Rather than worry about litigation, I am most interested in knowing that my family is riding in a safe vehicle performing within its rated limits.
************************************************** ******

If you Google "BlueBird Blown Front Tire lawsuit" you will find plenty of good reading on their multimillion $ suit when the front tire blew and it killed the driver and passenger. They knew it was overloaded with a 20K axle and tire combination.

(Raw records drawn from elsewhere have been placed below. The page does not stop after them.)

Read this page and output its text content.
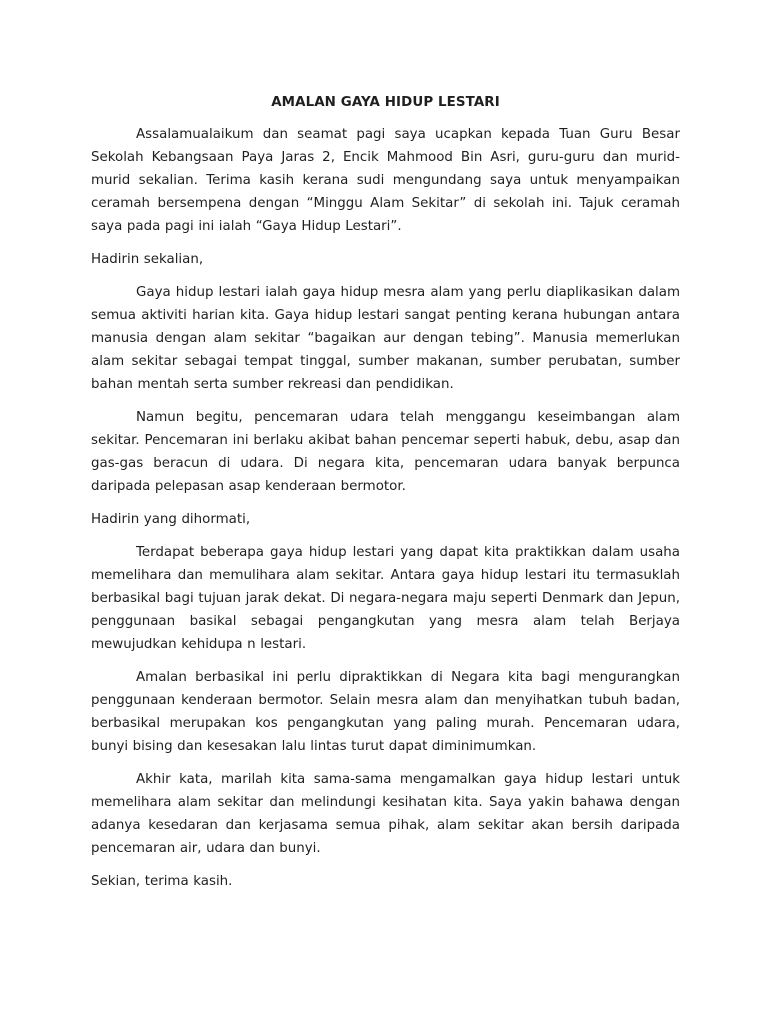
AMALAN GAYA HIDUP LESTARI

Assalamualaikum dan seamat pagi saya ucapkan kepada Tuan Guru Besar Sekolah Kebangsaan Paya Jaras 2, Encik Mahmood Bin Asri, guru-guru dan murid-murid sekalian. Terima kasih kerana sudi mengundang saya untuk menyampaikan ceramah bersempena dengan “Minggu Alam Sekitar” di sekolah ini. Tajuk ceramah saya pada pagi ini ialah “Gaya Hidup Lestari”.

Hadirin sekalian,

Gaya hidup lestari ialah gaya hidup mesra alam yang perlu diaplikasikan dalam semua aktiviti harian kita. Gaya hidup lestari sangat penting kerana hubungan antara manusia dengan alam sekitar “bagaikan aur dengan tebing”. Manusia memerlukan alam sekitar sebagai tempat tinggal, sumber makanan, sumber perubatan, sumber bahan mentah serta sumber rekreasi dan pendidikan.

Namun begitu, pencemaran udara telah menggangu keseimbangan alam sekitar. Pencemaran ini berlaku akibat bahan pencemar seperti habuk, debu, asap dan gas-gas beracun di udara. Di negara kita, pencemaran udara banyak berpunca daripada pelepasan asap kenderaan bermotor.

Hadirin yang dihormati,

Terdapat beberapa gaya hidup lestari yang dapat kita praktikkan dalam usaha memelihara dan memulihara alam sekitar. Antara gaya hidup lestari itu termasuklah berbasikal bagi tujuan jarak dekat. Di negara-negara maju seperti Denmark dan Jepun, penggunaan basikal sebagai pengangkutan yang mesra alam telah Berjaya mewujudkan kehidupa n lestari.

Amalan berbasikal ini perlu dipraktikkan di Negara kita bagi mengurangkan penggunaan kenderaan bermotor. Selain mesra alam dan menyihatkan tubuh badan, berbasikal merupakan kos pengangkutan yang paling murah. Pencemaran udara, bunyi bising dan kesesakan lalu lintas turut dapat diminimumkan.

Akhir kata, marilah kita sama-sama mengamalkan gaya hidup lestari untuk memelihara alam sekitar dan melindungi kesihatan kita. Saya yakin bahawa dengan adanya kesedaran dan kerjasama semua pihak, alam sekitar akan bersih daripada pencemaran air, udara dan bunyi.

Sekian, terima kasih.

The chassis manufacturer like Freightliner is not the problem (Bluebird was because they built their own chassis) They can sell 12k axles, 14K, 16K 17K or even 20K axles. They just cost more and Newman or CC or Winnabago decides what weight axle they want to purchase based on their plans for loading it up. Once they buy a cheaper 14K axle and then load it to 13.5K, there the problem begins. No,they do not want to go back in and change out that axle to a heavier one because that would cost $20K or more so their answer is for you to reduce weight or tow a heavy trailer or don't fuel up to capacity or dump air in the tag, etc. All of that is a bandage for their decision in ordering to light an axle.

In the case of Bluebird, they had the heaviest axle/ tire combination that could be put on the road but the bus was still loaded to heavy. Did it cause the blowout, who knows but because it was overloaded and it was known to be overloaded, there lies a win-win case.

Your right, most road scales do not require private m.h. to cross. Some toll roads (they are private) do check all vehicles for axle weights because they have a vested interest in NOT allowing overloaded axle on
their private roadways.

Your also right that overloaded an axle and tire a "little bit" is probably harmless. Many of us prefer not to live our lives with that excuse. A little bit here, a little bit there, a little bit fast, a slow roll through the stop sign. Where does it end?

Buy the m.h. that has enough axle capacity to meet a minimum standard of safety and don't allow the manuf. to tell you that, "it's Ok, it is just a little bit overloaded, besides they won't check you, your private, and even if they do, just have the wife, dog and kids sit on the back bed as you go across the scale." It is all so stupid IMO.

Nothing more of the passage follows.